Shallow Haunts: Tom Bull and Lewis Davidson

 

Shallow Haunts is a coming together of Tom Bull and Lewis Davidson, both of whose works deploy elements of the unbelievable and fictitious. The exhibition is a dialogue between the artists, who have been in conversation since the beginning of the year, thoughtfully planning how their works communicate with each other, almost like sentences forming a text. Together, Bull and Davidson render new narratives that explore notions of value, purpose and transience through the playful engagement of the gallery space.

 

Through sculpture, the artists find themselves approaching similar subjects from very distinct aesthetic perspectives. Both grew up in the countryside and seem to have inherited the same attitude to finding objects and transforming them into new forms.
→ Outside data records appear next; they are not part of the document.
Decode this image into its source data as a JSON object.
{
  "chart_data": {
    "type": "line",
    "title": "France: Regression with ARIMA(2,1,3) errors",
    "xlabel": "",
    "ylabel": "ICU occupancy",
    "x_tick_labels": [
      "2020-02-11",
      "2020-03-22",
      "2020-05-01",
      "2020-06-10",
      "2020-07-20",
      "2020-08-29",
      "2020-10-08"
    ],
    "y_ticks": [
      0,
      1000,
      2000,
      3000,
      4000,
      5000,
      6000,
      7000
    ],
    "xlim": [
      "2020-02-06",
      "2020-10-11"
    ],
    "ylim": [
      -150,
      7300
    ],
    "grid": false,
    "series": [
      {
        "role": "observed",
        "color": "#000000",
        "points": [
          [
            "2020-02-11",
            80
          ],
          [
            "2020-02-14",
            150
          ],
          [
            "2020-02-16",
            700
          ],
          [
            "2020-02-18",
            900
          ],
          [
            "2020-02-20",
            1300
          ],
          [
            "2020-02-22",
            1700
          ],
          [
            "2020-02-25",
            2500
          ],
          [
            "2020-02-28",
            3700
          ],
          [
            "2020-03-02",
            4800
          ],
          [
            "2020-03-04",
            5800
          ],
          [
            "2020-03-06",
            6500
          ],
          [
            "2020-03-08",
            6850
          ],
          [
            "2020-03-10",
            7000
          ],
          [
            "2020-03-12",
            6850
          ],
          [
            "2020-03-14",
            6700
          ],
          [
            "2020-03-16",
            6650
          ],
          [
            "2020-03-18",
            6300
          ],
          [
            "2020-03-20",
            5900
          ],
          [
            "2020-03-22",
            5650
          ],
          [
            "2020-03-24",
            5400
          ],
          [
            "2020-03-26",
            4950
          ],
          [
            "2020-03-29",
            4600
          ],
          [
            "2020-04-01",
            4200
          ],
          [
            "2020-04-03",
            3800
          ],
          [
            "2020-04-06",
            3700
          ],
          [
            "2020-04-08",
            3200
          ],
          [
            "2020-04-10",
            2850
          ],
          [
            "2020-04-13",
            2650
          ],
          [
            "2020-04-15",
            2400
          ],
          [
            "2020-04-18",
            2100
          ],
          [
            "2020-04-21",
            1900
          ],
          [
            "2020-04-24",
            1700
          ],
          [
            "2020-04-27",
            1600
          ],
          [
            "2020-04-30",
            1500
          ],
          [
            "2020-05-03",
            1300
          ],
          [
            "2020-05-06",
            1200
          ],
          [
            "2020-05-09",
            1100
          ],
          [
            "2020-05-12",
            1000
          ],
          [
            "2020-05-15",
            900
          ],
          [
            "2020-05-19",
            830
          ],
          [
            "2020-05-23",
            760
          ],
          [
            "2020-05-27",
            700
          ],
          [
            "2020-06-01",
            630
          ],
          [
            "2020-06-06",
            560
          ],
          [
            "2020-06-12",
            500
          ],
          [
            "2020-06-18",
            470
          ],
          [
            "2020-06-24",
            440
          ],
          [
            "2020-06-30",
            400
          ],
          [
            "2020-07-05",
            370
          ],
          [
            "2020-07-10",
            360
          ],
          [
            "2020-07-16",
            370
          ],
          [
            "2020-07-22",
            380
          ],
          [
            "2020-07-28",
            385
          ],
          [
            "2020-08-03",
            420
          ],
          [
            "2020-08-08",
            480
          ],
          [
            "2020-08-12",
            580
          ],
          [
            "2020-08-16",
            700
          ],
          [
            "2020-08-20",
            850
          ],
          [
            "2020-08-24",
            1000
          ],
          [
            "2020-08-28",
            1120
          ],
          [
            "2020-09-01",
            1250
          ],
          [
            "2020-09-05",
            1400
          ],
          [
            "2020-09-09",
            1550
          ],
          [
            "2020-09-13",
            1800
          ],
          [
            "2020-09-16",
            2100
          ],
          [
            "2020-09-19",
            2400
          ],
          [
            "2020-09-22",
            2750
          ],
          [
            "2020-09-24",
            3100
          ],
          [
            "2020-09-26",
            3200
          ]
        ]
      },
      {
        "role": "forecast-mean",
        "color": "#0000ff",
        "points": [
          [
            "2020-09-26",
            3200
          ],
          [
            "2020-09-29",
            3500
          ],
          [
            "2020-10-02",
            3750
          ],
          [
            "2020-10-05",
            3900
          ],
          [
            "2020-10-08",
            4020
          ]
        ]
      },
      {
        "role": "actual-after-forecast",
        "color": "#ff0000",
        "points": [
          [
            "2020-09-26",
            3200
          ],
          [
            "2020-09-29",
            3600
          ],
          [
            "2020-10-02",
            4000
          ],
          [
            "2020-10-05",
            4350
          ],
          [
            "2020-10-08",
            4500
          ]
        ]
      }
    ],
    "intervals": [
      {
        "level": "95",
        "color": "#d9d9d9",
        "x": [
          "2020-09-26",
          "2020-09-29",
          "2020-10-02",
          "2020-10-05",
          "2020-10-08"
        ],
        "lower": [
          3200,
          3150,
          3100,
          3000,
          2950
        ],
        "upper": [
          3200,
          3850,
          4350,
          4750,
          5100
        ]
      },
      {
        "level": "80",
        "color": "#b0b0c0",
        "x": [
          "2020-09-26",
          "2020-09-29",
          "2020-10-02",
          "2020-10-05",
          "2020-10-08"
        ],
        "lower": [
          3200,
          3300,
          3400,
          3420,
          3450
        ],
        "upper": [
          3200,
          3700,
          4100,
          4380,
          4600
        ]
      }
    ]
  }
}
Now in London, they imagine new significances and utilities for the ephemera of the designed world. The ecstasy of a modern metropolis, in which everything is manmade, everything fits together with precision and purpose, gives way to an emptiness at its heart; the vacancy of the automaton, the replicability of everything, the waste for the landfill. Bull and Davidson’s work both examine this emptiness, the haunting of shallow objects, crafting strange new futures with modern-day artefacts. 

 

About the artists:

 

Lewis Davidson (b. 1990) joins, mends and reconfigures the overlooked components that make up the mundane fabric of the everyday in attempt to build a new and unrecognisable world. 

 

Tom Bull (b. 1995) makes sculptures in the absurd attempt to capture the lived experience within these dark, strange and untrustworthy times.